Travel
Travel

Day 6: Fort Portal – Kisoro – Bwindi Impenetrable Forest National Park


Day Six started in the blurred watercolour of dawn at Fort Portal, where dew clung to everything like nature’s way of reminding you that, yes, you’re still alive, and no, you can’t go back to bed. Fort Portal has that rare combination of feeling quaintly forgotten by time while simultaneously reminding you that time is ongoing and occasionally hostile, especially in the mornings. There’s a feeling here like you’re stuck in a screensaver of mountains and clouds that want to swallow you whole.

The plan was simple: Drive from Fort Portal to Bwindi Impenetrable Forest National Park by way of Kisoro and marvel at the wonders of Uganda along the way. The reality? A seemingly endless string of switchbacks, potholes that could swallow medium-sized livestock, and enough dust to make you question your decision to have ever brought anything resembling a “white” article of clothing on this trip. That road to Kisoro is not so much a road as it is a philosophical test. You begin to contemplate things—like the futility of human endeavour, the meaning of patience, and why, in god’s name, rental companies don’t make spare tyres mandatory when navigating the Ugandan Highlands.

For starters, there is the map: a concept more abstract than helpful when dealing with Uganda’s road network, which sometimes resembles the playful scrawl of a toddler with a crayon. You begin the journey feeling ambitious, imagining this grand, cinematic road trip with sweeping vistas. Then the reality of Kisoro’s highway hits—well, not so many hits as *grinds*—slowly, over hours, like the road is resisting your forward motion out of sheer obstinance.

You pass small villages along the way, each set against a backdrop of misty peaks so perfect it feels almost rehearsed. The people along the roadside watch you pass with expressions that range from mild curiosity to total indifference, which is probably a reflection of how often they’ve seen starry-eyed travellers like yourself deluded by the romance of the road, utterly unaware of the dust they’re about to swallow.

At one point, a sign suggests there is coffee nearby. There isn’t. There was never coffee. There was only the promise of coffee—an illusion, a mirage that dissolved as quickly as your will to ask a third local where the café might be, only to be met with the universal “just down the road” shrug. When you finally accept that the road does not end and time is merely a construct invented by people who don’t travel through Kisoro, you resign yourself to the ride.

The topography seems to conspire against you, with mountains that rise and fall like someone in charge of the landscape couldn’t decide on a coherent design.

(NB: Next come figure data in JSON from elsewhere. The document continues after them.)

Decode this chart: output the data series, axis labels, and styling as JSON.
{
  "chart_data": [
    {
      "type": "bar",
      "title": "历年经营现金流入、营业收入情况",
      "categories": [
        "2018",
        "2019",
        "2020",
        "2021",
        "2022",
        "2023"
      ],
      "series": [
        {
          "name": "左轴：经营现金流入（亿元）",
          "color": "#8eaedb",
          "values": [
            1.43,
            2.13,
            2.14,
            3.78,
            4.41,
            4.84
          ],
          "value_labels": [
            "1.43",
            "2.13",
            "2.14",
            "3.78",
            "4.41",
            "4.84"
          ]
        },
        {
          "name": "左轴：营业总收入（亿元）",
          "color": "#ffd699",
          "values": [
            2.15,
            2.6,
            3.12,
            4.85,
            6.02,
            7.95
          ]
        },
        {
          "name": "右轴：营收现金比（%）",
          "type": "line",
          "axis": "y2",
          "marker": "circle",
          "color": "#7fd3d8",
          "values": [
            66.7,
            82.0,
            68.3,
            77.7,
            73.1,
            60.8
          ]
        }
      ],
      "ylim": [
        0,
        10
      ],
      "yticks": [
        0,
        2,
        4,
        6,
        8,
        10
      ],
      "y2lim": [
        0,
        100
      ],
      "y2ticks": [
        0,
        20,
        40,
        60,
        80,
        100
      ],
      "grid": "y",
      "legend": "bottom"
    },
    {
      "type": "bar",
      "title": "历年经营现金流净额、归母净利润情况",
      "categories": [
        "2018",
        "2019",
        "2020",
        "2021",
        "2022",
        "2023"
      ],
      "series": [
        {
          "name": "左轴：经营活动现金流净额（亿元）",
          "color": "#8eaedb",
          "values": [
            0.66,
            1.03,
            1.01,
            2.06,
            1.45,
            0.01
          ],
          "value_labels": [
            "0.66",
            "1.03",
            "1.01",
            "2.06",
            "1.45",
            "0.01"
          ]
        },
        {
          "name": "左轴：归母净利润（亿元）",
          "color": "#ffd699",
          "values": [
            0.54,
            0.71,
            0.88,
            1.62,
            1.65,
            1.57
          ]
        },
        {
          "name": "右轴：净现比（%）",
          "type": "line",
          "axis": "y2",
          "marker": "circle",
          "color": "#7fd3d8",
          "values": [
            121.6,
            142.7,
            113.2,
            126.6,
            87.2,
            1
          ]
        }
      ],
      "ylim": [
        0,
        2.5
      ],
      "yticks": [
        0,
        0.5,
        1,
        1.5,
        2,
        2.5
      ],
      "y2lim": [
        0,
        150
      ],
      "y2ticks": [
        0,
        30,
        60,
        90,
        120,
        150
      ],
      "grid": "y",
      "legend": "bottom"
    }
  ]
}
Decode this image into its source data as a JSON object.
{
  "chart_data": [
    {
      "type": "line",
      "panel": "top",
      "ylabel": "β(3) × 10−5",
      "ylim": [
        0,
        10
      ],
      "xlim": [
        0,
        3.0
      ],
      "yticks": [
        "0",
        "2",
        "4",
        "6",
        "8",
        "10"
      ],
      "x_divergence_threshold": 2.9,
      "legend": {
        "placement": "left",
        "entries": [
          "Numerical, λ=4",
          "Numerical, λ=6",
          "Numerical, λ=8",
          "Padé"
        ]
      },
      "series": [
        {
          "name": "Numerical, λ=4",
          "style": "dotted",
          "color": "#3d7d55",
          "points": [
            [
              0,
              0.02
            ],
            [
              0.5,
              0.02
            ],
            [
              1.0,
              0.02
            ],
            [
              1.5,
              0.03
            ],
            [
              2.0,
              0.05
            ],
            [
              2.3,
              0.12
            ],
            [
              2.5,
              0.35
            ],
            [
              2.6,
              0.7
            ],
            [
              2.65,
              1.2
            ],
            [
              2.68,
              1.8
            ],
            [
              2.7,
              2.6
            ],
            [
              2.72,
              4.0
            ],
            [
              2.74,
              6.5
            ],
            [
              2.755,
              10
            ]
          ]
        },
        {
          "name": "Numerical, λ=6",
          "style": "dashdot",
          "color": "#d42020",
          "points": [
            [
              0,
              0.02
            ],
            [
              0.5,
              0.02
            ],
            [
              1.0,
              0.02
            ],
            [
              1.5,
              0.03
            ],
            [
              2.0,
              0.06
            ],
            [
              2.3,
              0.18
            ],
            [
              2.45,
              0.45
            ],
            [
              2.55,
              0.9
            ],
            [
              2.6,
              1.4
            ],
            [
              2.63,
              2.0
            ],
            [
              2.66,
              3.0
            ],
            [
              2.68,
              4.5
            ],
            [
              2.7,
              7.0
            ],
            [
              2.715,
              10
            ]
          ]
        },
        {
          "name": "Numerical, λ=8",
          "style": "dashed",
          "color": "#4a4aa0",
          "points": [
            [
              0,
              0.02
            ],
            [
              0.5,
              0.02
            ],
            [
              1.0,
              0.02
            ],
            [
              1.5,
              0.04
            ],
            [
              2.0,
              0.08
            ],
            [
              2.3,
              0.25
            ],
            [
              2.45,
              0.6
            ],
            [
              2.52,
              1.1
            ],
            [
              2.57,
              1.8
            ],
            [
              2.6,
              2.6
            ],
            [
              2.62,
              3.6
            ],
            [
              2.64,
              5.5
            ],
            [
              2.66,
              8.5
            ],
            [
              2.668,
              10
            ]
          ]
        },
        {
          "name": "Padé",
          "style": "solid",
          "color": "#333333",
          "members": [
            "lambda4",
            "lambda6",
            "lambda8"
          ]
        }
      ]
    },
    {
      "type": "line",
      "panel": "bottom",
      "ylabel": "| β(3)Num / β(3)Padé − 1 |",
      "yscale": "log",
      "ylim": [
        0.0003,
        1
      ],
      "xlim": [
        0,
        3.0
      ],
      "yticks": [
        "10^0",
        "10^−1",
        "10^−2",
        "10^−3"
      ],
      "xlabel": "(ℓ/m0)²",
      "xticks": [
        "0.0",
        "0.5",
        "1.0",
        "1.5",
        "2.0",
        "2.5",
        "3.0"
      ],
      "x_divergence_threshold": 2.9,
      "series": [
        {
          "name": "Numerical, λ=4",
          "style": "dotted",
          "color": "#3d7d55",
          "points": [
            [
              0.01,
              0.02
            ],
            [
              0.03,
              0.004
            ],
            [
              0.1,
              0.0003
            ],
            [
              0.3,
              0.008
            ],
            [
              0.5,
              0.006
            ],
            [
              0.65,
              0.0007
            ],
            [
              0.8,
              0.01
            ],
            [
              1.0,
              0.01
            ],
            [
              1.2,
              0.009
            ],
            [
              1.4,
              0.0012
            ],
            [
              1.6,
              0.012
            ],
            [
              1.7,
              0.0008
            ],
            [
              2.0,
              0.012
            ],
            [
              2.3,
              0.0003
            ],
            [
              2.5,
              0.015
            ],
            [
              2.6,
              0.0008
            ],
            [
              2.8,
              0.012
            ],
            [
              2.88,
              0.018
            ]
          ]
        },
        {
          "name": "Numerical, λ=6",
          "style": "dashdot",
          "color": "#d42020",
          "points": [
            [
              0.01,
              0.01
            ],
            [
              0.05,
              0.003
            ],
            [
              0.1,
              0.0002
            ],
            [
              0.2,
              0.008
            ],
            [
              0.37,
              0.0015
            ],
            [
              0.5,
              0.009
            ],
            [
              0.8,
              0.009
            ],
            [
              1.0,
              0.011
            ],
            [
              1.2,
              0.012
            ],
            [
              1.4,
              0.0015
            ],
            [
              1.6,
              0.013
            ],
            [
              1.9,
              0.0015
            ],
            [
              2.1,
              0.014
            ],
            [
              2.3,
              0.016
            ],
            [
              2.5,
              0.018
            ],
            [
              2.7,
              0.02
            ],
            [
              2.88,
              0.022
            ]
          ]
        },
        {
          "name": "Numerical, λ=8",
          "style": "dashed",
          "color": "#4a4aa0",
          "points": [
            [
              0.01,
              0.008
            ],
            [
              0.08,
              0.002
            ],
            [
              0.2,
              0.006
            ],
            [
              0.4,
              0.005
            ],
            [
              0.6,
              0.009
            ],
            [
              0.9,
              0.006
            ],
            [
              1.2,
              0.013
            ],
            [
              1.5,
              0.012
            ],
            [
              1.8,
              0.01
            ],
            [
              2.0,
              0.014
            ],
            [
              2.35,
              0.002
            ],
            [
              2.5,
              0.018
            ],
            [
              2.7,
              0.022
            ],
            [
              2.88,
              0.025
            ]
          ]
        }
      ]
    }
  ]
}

Uganda’s peaks feel impossible near and far at the same time—near because they loom ominously in your peripheral vision, far because every twist in the road reveals a whole new series of them as if the country is folding and unfolding itself to make sure you don’t ever arrive where you think you’re headed.

Hours drag on. You’ve listened to every song on your phone twice, then dipped into the regrettable podcasts you downloaded on a whim. You’ve started to question the purpose of everything. Not just the trip—*everything.* But then, just when living in your car forever seems like a reasonable conclusion to your life, you catch your first glimpse of Bwindi Impenetrable Forest.

It’s not subtle. Bwindi appears on the horizon like a monolith, a great dark wall of dense green foliage that reminds you that this place is more than a park—it’s *Impenetrable*. Capital I. Capital F. Nature here has no intention of being friendly. This forest is the thick, wild, unbridled kind that doesn’t care whether you think you’re on an “adventure” or not. A part of you wants to turn around and head back to Fort Portal. (But also a part of you that remembers Fort Portal is no longer an option because, for better or worse, you’re committed now.)

Arriving in Bwindi isn’t like a pivotal moment in an adventure film, where music swells and birds take flight in slow motion. It’s like creeping up on something ancient and indifferent, feeling small and inconsequential. Which, to be fair, you are. You’re very small. The forest, which seems to pulsate with the weight of its biodiversity, dwarfs you both physically and existentially.

You park. You stretch. You wonder briefly if your legs even work anymore after the eight-hour mental marathon they’ve just endured. The trees loom overhead, branches twisting into a canopy so thick it looks like they’re plotting something. The air smells different—heavier, damp, like every breath you take is a sip of the forest itself.

Ultimately, you realize the journey wasn’t a test of endurance or willpower. It was a preview, a preamble to the far more unsettling, humbling experience that awaits. Because Bwindi, much like the road that leads to it, doesn’t care about you, your plans, or your expectations. It just *is*. And all you can do is try to keep up.